Ils savent comment intégrer de manière transparente leurs imprimantes 3D métalliques aux fraiseuses, notamment en rendant les outils logiciels continus. Ces fabricants ont également l'avantage de bien connaître le secteur et de pouvoir formuler des attentes réalistes. Grâce à leurs systèmes logiciels intégrés, ils pensent pouvoir faciliter l'entrée dans la fabrication additive. Le fait que la fabrication additive soit aujourd'hui utilisée à droite et à gauche était évident à Hanovre, au stand AM Showcase, où étaient exposés des produits typiques imprimés en 3D dans le domaine de l'ingénierie mécanique.

Échange de données
Il y a environ huit ans, le VDW a lancé l'initiative umati à l'occasion de l'EMO. En collaboration avec l'industrie mondiale, les fabricants allemands souhaitent développer une norme universelle pour faciliter l'échange de données entre deux parties de la chaîne de processus, par exemple une machine CNC et un système de mesure ou un robot.
Entre-temps, la norme umati est soutenue dans le monde entier, mais elle n'est pas encore la norme. Lors de l'EMO, l'un des constructeurs de machines japonais a même introduit un connecteur open-source pour permettre aux machines encore équipées de l'interface de communication MTConnect de communiquer avec les machines umati. L'une des applications intéressantes présentées était la lecture de la consommation d'énergie d'un centre d'usinage et l'utilisation d'une liaison en direct avec le fournisseur d'énergie pour traduire cette consommation en émissions de CO2. La liaison en direct avec le fournisseur d'énergie permet de connaître le mix énergétique actuel. Il est donc relativement facile pour les entreprises de déterminer les émissions de CO2 de la machine pour chaque commande.

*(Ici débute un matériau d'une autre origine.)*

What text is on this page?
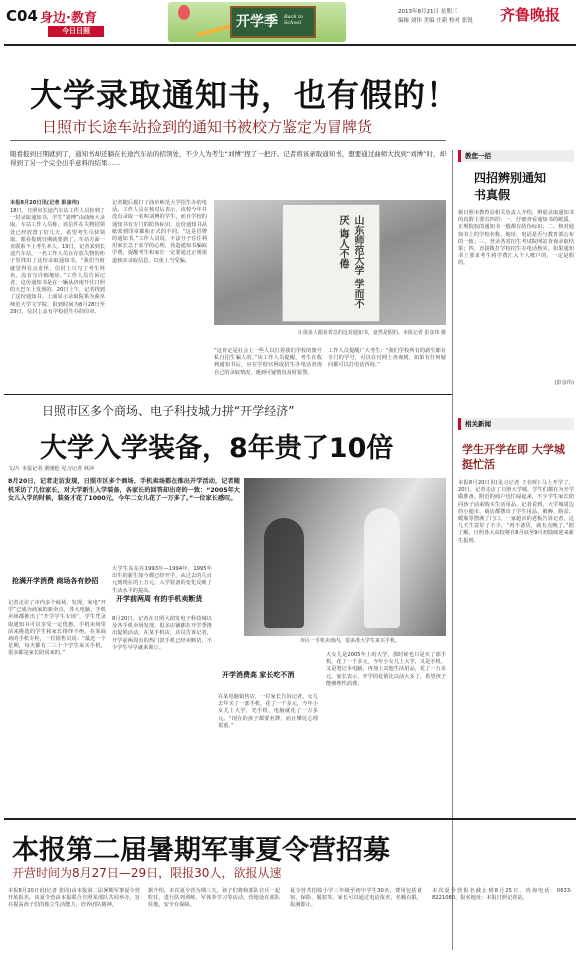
C04 身边·教育
今日日照
开学季 Back to School
2013年8月21日 星期三
编辑 刘伟 美编 庄新 校对 张锐 齐鲁晚报
大学录取通知书，也有假的！
日照市长途车站捡到的通知书被校方鉴定为冒牌货
眼看报到日期就到了，通知书却还躺在长途汽车站的招领处，不少人为考生“刘博”捏了一把汗。记者将该录取通知书，想要通过曲师大找到“刘博”时，却得到了另一个完全出乎意料的结果……
本报8月20日讯(记者 彭彦伟)
18日，日照市长途汽车站工作人员捡到了一封录取通知书，学生“刘博”由曲师大录取。车站工作人员称，该信件在失物招领处已经放置了好几天，希望考生尽快领取。眼看报到日期就要到了，车站方面一直联系不上考生本人。19日，记者来到长途汽车站，一名工作人员在存放失物的柜子里找出了这份录取通知书。“我们当时就觉得有点奇怪，信封上只写了考生姓名，没有写详细地址。”工作人员告诉记者，这份通知书是在一辆从济南开往日照的大巴车上发现的。20日上午，记者找到了这份通知书。上面显示录取院系为曲阜师范大学文学院，报到时间为8月28日至29日，信封上盖有学校招生办的印章。
记者随后拨打了曲阜师范大学招生办的电话。工作人员在核对后表示，该校今年并没有录取一名叫刘博的学生，而且学校的通知书有专门的防伪标识，这份通知书从纸张到印章都和正式的不同。“这是冒牌的通知书。”工作人员说，不法分子往往利用家长急于求学的心理，伪造通知书骗取学费，提醒考生和家长一定要通过正规渠道核实录取信息，以免上当受骗。	山东师范大学 学而不厌 诲人不倦
让很多人眼看着急的这封通知书，竟然是假的。本报记者 彭彦伟 摄
“这肯定是社会上一些人以打着我们学校的旗号私自招生骗人的。”该工作人员提醒，考生在收到通知书后，应在学校官网或招生办电话查询自己的录取情况，遇到可疑情况及时报警。
工作人员提醒广大考生：“我们学校所有的新生都有专门的学号，可以在官网上查询到，如果有任何疑问都可以打电话咨询。”
教您一招
四招辨别通知书真假
据日照市教育局相关负责人介绍，辨别录取通知书的真假主要有四招：一、仔细查看通知书的纸质，正规院校的通知书一般都有防伪标识；二、核对通知书上的学校名称、地址、电话是否与教育部公布的一致；三、登录各省招生考试院网站查询录取结果；四、直接拨打学校招生办电话核实。如果通知书上要求考生将学费汇入个人账户的，一定是假的。
(彭彦伟)
日照市区多个商场、电子科技城力拼“开学经济”
大学入学装备，8年贵了10倍
文/片 本报记者 栗刚伦 见习记者 林萍
8月20日，记者走访发现，日照市区多个商场、手机卖场都在推出开学活动，记者随机采访了几位家长，对大学新生入学装备，各家长的回答却出奇的一致：“2005年大女儿入学的时候，装备才花了1000元，今年二女儿花了一万多了。”一位家长感叹。
抢满开学消费 商场各有妙招
记者走访了市内多个商场，发现，家电“开学”已成为商家的新卖点，各大电脑、手机卖场都推出了“开学学生专场”，学生凭录取通知书可以享受一定优惠。手机卖场里前来挑选的学生和家长络绎不绝。在某商场的手机专柜，一位销售员说：“最近一个星期，每天都有二三十个学生来买手机，很多都是家长陪同来的。”
大学生东东在1993年—1994年，1995年出生的新生如今都已经开学。从过去的几百元到现在的上万元，入学装备的变化反映了生活水平的提高。
开学前两周 有的手机卖断货
8月20日，记者在日照大润发电子科技城以及各手机卖场发现，很多店铺都在开学季推出促销活动。在某手机店，店员告诉记者，开学前两周有的热门款手机已经卖断货，不少学生早早就来预订。
市区一手机卖场内，很多准大学生来买手机。
开学消费高 家长吃不消
在某电脑销售店，一位家长告诉记者，女儿去年买了一部手机，花了一千多元，今年小女儿上大学，光手机、电脑就花了一万多元。“现在的孩子都要名牌，而且攀比心理很重。”
大女儿是2005年上的大学，那时候也只是买了部手机，花了一千多元，今年小女儿上大学，又是手机、又是笔记本电脑，再加上其他生活用品，花了一万多元。家长表示，开学的花销比以前大多了，希望孩子能够理性消费。
相关新闻
学生开学在即 大学城挺忙活
本报8月20日讯(见习记者 王在晖) 马上开学了，20日，记者走访了日照大学城，学生们都在为开学做准备。附近的商户也忙碌起来，不少学生家长陪同孩子前来购买生活用品。记者看到，大学城周边的小超市、商店都摆出了学生用品，被褥、脸盆、暖瓶等摆满了门口。一家超市的老板告诉记者，这几天生意好了不少，“再不备货，就有点晚了。”据了解，日照各大高校将在8月底至9月初陆续迎来新生报到。
本报第二届暑期军事夏令营招募
开营时间为8月27日—29日，限报30人，欲报从速
本报8月20日讯(记者 张同)由本报第二届暑期军事夏令营开始报名，该夏令营由本报联合日照某部队共同举办，旨在提高孩子们的独立生活能力，培养团队精神。
据介绍，本次夏令营为期三天，孩子们将和部队官兵一起吃住，进行队列训练、军体拳学习等活动。营地设在部队驻地，安全有保障。
夏令营共招收小学三年级至初中学生30名，费用包括食宿、保险、服装等。家长可以通过电话报名，名额有限，报满即止。
本次夏令营报名截止到8月25日，咨询电话：0633-8221080。报名地址：本报日照记者站。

Lors d'une journée d'été avec beaucoup d'énergie solaire, les émissions peuvent être égales à 0. Il s'agit d'une application développée par l'Université technique de Darmstadt. Les produits commerciaux ne tarderont probablement pas à arriver sur le marché. Les économies d'énergie restent importantes. Les chercheurs de l'université Leibniz de Hanovre et d'autres organismes s'efforcent d'utiliser le système de refroidissement et de lubrification de manière plus ciblée, c'est-à-dire uniquement lorsque cela est vraiment nécessaire. On estime que cela permettrait d'économiser jusqu'à 60% d'énergie.

La prochaine fois à Milan
L'EMO Hannover 2025 a attiré quelque 80.000 visiteurs (90.000 en 2023). Le VDW n'a pas encore publié de chiffres sur les visiteurs nationaux et étrangers, mais compte tenu des difficultés auxquelles est confrontée l'industrie allemande, il est évident que la majeure partie des visiteurs allemands sont restés chez eux. C'est aussi principalement en dehors de l'Europe que les fédérations sectorielles constatent actuellement une accélération de la croissance. Les États-Unis sont en tête de liste. L'EMO 2027 aura lieu du 4 au 8 octobre 2027 à Milan, en Italie.